Mitzi membuka mata kala suara alarm mengusiknya, dia lihat kesebelah dan terlihatlah Ginting yang masih membuat pulau di sarung bantalnya. Seulas senyum terbit, ingin membangunkan lelakinya tapi rasa kasihan lebih mendominasi.
"Kalo bukan laki gue udah gue jejel tuh mulut," kata Mitzi sambil terkekeh sendiri.
Kalau diliat-liat sih udah kek orang gila karena ngomong sendiri, tapi ya gimana lagi? Sejak nikah sama Ginting, tingkat kebucinannya kembali meningkat. Dunia milik berdua itu benar adanya, bahkan orang tua mereka pun tidak sekalipun berniat untuk mengganggu rutinitas mereka.
"Udah puas ngeliatinnya?"
Suara serak itu membuat mata Mitzi mengerjap, padahal jelas-jelas Ginting masih tertidur sambil ngoeh.
"Aku tau aku ganteng, tapi-"
"Bangun sana, siap-siap buat ke gereja!" potong Mitzi dan langsung turun dari ranjang.
Malu banget gak sih keciduk lagi ngeliatin orang? Meskipun posisinya udah jadi suami sendiri, tapi sebagai wanita tulen dia masih mengedepankan rasa gengsi demi menjaga harkat dan martabat kaumnya.
"Sini, temenin dulu," kata Ginting sambil meraih tangan Mitzi, membuat perempuan itu kembali duduk dan menatap suaminya sebal.
"Udah jam 6 ih, kamu tuh kalo siap-siap suka seabad!" omel Mitzi.
Kalian pikir Ginting akan menurut? Oh tentu saja tidak! Bukannya segera bangun dan bersiap, dia malah menarik tubuh istrinya dan membawanya ke dalam dekapan.
"Morning cuddle," katanya yang entah mengapa membuat pipi Mitzi bersemu.

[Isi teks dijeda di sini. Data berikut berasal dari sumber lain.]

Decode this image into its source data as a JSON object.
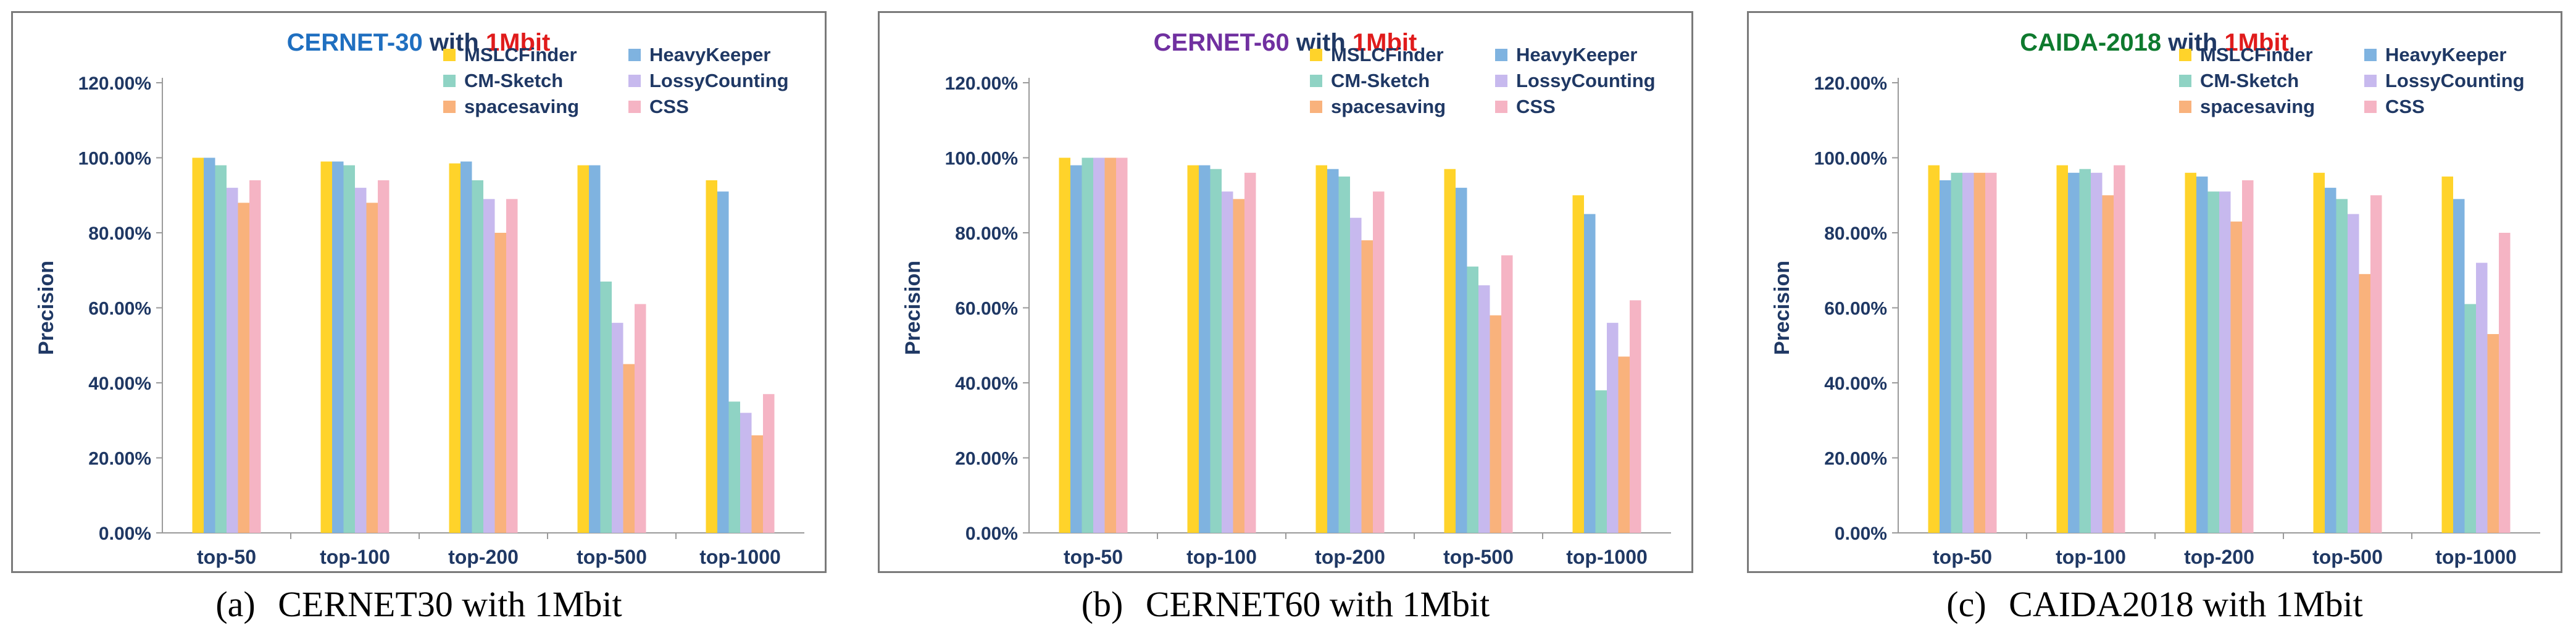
{
  "chart_data": [
    {
      "type": "bar",
      "panel_label": "(a)",
      "caption": "CERNET30 with 1Mbit",
      "title_dataset": "CERNET-30",
      "title_with": "with",
      "title_memory": "1Mbit",
      "colors": {
        "dataset": "#1f6fc0",
        "with": "#1f3864",
        "memory": "#e01b1b"
      },
      "ylabel": "Precision",
      "xlabel": "",
      "ylim": [
        0,
        1.2
      ],
      "yticks": [
        "0.00%",
        "20.00%",
        "40.00%",
        "60.00%",
        "80.00%",
        "100.00%",
        "120.00%"
      ],
      "categories": [
        "top-50",
        "top-100",
        "top-200",
        "top-500",
        "top-1000"
      ],
      "legend_position": "top-right",
      "grid": false,
      "series": [
        {
          "name": "MSLCFinder",
          "color": "#ffd32a",
          "values": [
            1.0,
            0.99,
            0.985,
            0.98,
            0.94
          ]
        },
        {
          "name": "HeavyKeeper",
          "color": "#7fb3e0",
          "values": [
            1.0,
            0.99,
            0.99,
            0.98,
            0.91
          ]
        },
        {
          "name": "CM-Sketch",
          "color": "#8fd3c4",
          "values": [
            0.98,
            0.98,
            0.94,
            0.67,
            0.35
          ]
        },
        {
          "name": "LossyCounting",
          "color": "#c7b9ee",
          "values": [
            0.92,
            0.92,
            0.89,
            0.56,
            0.32
          ]
        },
        {
          "name": "spacesaving",
          "color": "#f9b27c",
          "values": [
            0.88,
            0.88,
            0.8,
            0.45,
            0.26
          ]
        },
        {
          "name": "CSS",
          "color": "#f5b4c4",
          "values": [
            0.94,
            0.94,
            0.89,
            0.61,
            0.37
          ]
        }
      ]
    },
    {
      "type": "bar",
      "panel_label": "(b)",
      "caption": "CERNET60 with 1Mbit",
      "title_dataset": "CERNET-60",
      "title_with": "with",
      "title_memory": "1Mbit",
      "colors": {
        "dataset": "#7030a0",
        "with": "#1f3864",
        "memory": "#e01b1b"
      },
      "ylabel": "Precision",
      "xlabel": "",
      "ylim": [
        0,
        1.2
      ],
      "yticks": [
        "0.00%",
        "20.00%",
        "40.00%",
        "60.00%",
        "80.00%",
        "100.00%",
        "120.00%"
      ],
      "categories": [
        "top-50",
        "top-100",
        "top-200",
        "top-500",
        "top-1000"
      ],
      "legend_position": "top-right",
      "grid": false,
      "series": [
        {
          "name": "MSLCFinder",
          "color": "#ffd32a",
          "values": [
            1.0,
            0.98,
            0.98,
            0.97,
            0.9
          ]
        },
        {
          "name": "HeavyKeeper",
          "color": "#7fb3e0",
          "values": [
            0.98,
            0.98,
            0.97,
            0.92,
            0.85
          ]
        },
        {
          "name": "CM-Sketch",
          "color": "#8fd3c4",
          "values": [
            1.0,
            0.97,
            0.95,
            0.71,
            0.38
          ]
        },
        {
          "name": "LossyCounting",
          "color": "#c7b9ee",
          "values": [
            1.0,
            0.91,
            0.84,
            0.66,
            0.56
          ]
        },
        {
          "name": "spacesaving",
          "color": "#f9b27c",
          "values": [
            1.0,
            0.89,
            0.78,
            0.58,
            0.47
          ]
        },
        {
          "name": "CSS",
          "color": "#f5b4c4",
          "values": [
            1.0,
            0.96,
            0.91,
            0.74,
            0.62
          ]
        }
      ]
    },
    {
      "type": "bar",
      "panel_label": "(c)",
      "caption": "CAIDA2018 with 1Mbit",
      "title_dataset": "CAIDA-2018",
      "title_with": "with",
      "title_memory": "1Mbit",
      "colors": {
        "dataset": "#0e7a2e",
        "with": "#1f3864",
        "memory": "#e01b1b"
      },
      "ylabel": "Precision",
      "xlabel": "",
      "ylim": [
        0,
        1.2
      ],
      "yticks": [
        "0.00%",
        "20.00%",
        "40.00%",
        "60.00%",
        "80.00%",
        "100.00%",
        "120.00%"
      ],
      "categories": [
        "top-50",
        "top-100",
        "top-200",
        "top-500",
        "top-1000"
      ],
      "legend_position": "top-right",
      "grid": false,
      "series": [
        {
          "name": "MSLCFinder",
          "color": "#ffd32a",
          "values": [
            0.98,
            0.98,
            0.96,
            0.96,
            0.95
          ]
        },
        {
          "name": "HeavyKeeper",
          "color": "#7fb3e0",
          "values": [
            0.94,
            0.96,
            0.95,
            0.92,
            0.89
          ]
        },
        {
          "name": "CM-Sketch",
          "color": "#8fd3c4",
          "values": [
            0.96,
            0.97,
            0.91,
            0.89,
            0.61
          ]
        },
        {
          "name": "LossyCounting",
          "color": "#c7b9ee",
          "values": [
            0.96,
            0.96,
            0.91,
            0.85,
            0.72
          ]
        },
        {
          "name": "spacesaving",
          "color": "#f9b27c",
          "values": [
            0.96,
            0.9,
            0.83,
            0.69,
            0.53
          ]
        },
        {
          "name": "CSS",
          "color": "#f5b4c4",
          "values": [
            0.96,
            0.98,
            0.94,
            0.9,
            0.8
          ]
        }
      ]
    }
  ]
}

See? Cuma gara-gara dua kata aja udah ngebuat Mitzi kesemsem, gak salahkan kalo sekarang dia dapet penghargaan wanita terbucin setelah nikah?
"Kok gak bales?" tanya Ginting sambil membelai surai hitam milik belahan hatinya.
Tanpa banyak bicara, Mitzi langsung membalas pelukan Ginting dan semakin menenggelamkan wajahnya di dada bidang yang selalu menjadi tempat terakhirnya sebelum menutup mata. Rasa hangat langsung menjalar di sekujur tubuhnya, perasaan itu tidak pernah berubah walaupun mereka selalu melakukan hal itu setiap pagi.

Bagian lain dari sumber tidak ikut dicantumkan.